Morgan Stanley 'less confident' in Gap Inc. leadership - The Entrepreneurial Way with A.I.


Thursday, January 20, 2022

Morgan Stanley 'less confident' in Gap Inc. leadership


Dive Brief:

  • In a downgrade of Gap Inc. on Thursday, Morgan Stanley analysts warned that its Q3 performance and recent guidance cut may reflect "mis-execution" and "communication shortfalls" at the apparel retailer.
  • "This left us less confident in the new management team & [Gap's] ability to achieve its 2023 financial targets," analysts led by Kimberly Greenberger said in an emailed client note.
  • Gap's downgrade also reflects Morgan Stanley's overall outlook on mall-based retailers and department stores. After experiencing a year of growth, analysts expect their margins and earnings results to potentially decline in 2022 as they did pre-COVID.

Dive Insight:

Despite Gap Inc.'s years-long attempt to extricate itself from the mall, a major leadership shakeup in 2020, fast-rising sales at its Athleta brand and a partnership with Yeezy, the company continues to falter.

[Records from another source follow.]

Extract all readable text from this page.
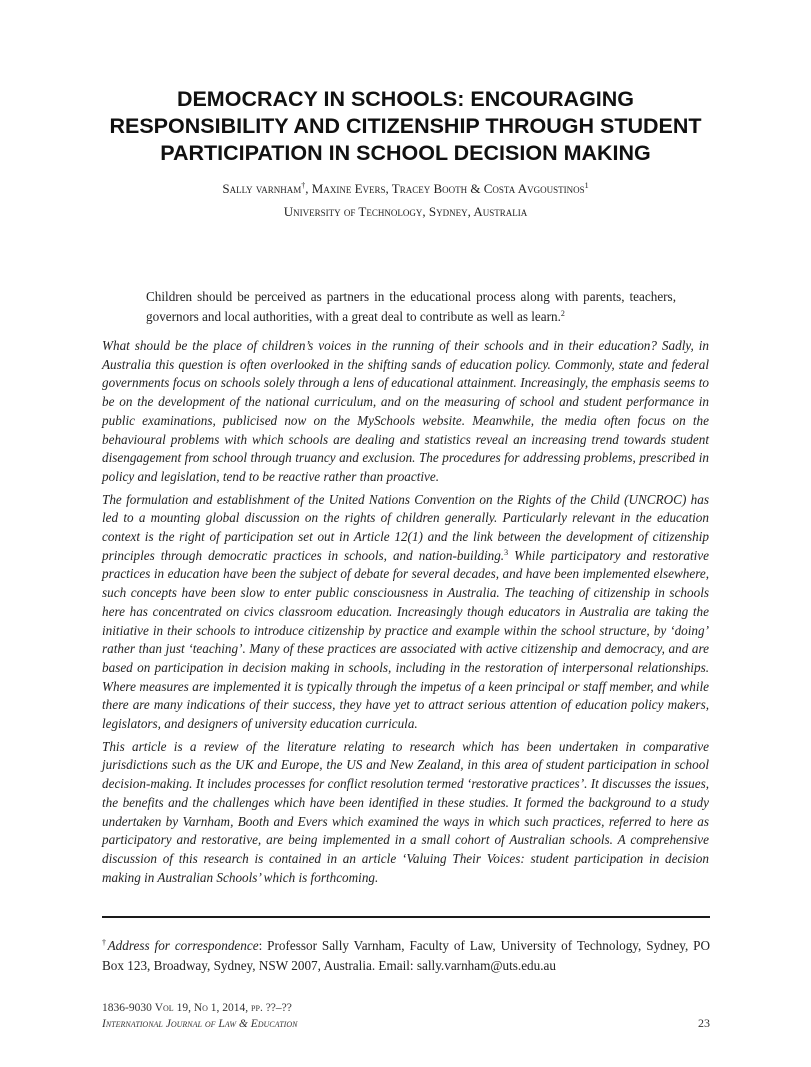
DEMOCRACY IN SCHOOLS: ENCOURAGING
RESPONSIBILITY AND CITIZENSHIP THROUGH STUDENT
PARTICIPATION IN SCHOOL DECISION MAKING
Sally varnham†, Maxine Evers, Tracey Booth & Costa Avgoustinos$^1$
University of Technology, Sydney, Australia
Children should be perceived as partners in the educational process along with parents, teachers, governors and local authorities, with a great deal to contribute as well as learn.$^2$

What should be the place of children’s voices in the running of their schools and in their education? Sadly, in Australia this question is often overlooked in the shifting sands of education policy. Commonly, state and federal governments focus on schools solely through a lens of educational attainment. Increasingly, the emphasis seems to be on the development of the national curriculum, and on the measuring of school and student performance in public examinations, publicised now on the MySchools website. Meanwhile, the media often focus on the behavioural problems with which schools are dealing and statistics reveal an increasing trend towards student disengagement from school through truancy and exclusion. The procedures for addressing problems, prescribed in policy and legislation, tend to be reactive rather than proactive.

The formulation and establishment of the United Nations Convention on the Rights of the Child (UNCROC) has led to a mounting global discussion on the rights of children generally. Particularly relevant in the education context is the right of participation set out in Article 12(1) and the link between the development of citizenship principles through democratic practices in schools, and nation-building.$^3$ While participatory and restorative practices in education have been the subject of debate for several decades, and have been implemented elsewhere, such concepts have been slow to enter public consciousness in Australia. The teaching of citizenship in schools here has concentrated on civics classroom education. Increasingly though educators in Australia are taking the initiative in their schools to introduce citizenship by practice and example within the school structure, by ‘doing’ rather than just ‘teaching’. Many of these practices are associated with active citizenship and democracy, and are based on participation in decision making in schools, including in the restoration of interpersonal relationships. Where measures are implemented it is typically through the impetus of a keen principal or staff member, and while there are many indications of their success, they have yet to attract serious attention of education policy makers, legislators, and designers of university education curricula.

This article is a review of the literature relating to research which has been undertaken in comparative jurisdictions such as the UK and Europe, the US and New Zealand, in this area of student participation in school decision-making. It includes processes for conflict resolution termed ‘restorative practices’. It discusses the issues, the benefits and the challenges which have been identified in these studies. It formed the background to a study undertaken by Varnham, Booth and Evers which examined the ways in which such practices, referred to here as participatory and restorative, are being implemented in a small cohort of Australian schools. A comprehensive discussion of this research is contained in an article ‘Valuing Their Voices: student participation in decision making in Australian Schools’ which is forthcoming.

†Address for correspondence: Professor Sally Varnham, Faculty of Law, University of Technology, Sydney, PO Box 123, Broadway, Sydney, NSW 2007, Australia. Email: sally.varnham@uts.edu.au
1836-9030 Vol 19, No 1, 2014, pp. ??–??
International Journal of Law & Education	23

Gap's third quarter net sales of $3.9 billion were down 1.4% from 2019 and 1.3% from 2020. Inventory constraints due to supply chain disruption are estimated to cost between $550 million to $650 million in lost sales as well as $450 million in air freight costs for the year.

Gap will be especially vulnerable in a year when apparel sales are likely to take a hit as consumers spend more on services, and at a time when mall-based specialty retailers and department stores are at a disadvantage, Morgan Stanley analysts said.

"In fact, recent Softlines 2021 holiday updates & the latest US apparel import data suggest apparel demand could be slowing & the inventory re-stocking process has begun," Greenberger wrote. "If continued, retail price discounts & promotions could return as soon as 1Q21, leading margins lower." 

By contrast, the analysts reiterated their positive outlook for off-price stores as consumers seek value to offset higher prices.

Editor's note: Daphne Howland contributed to this report.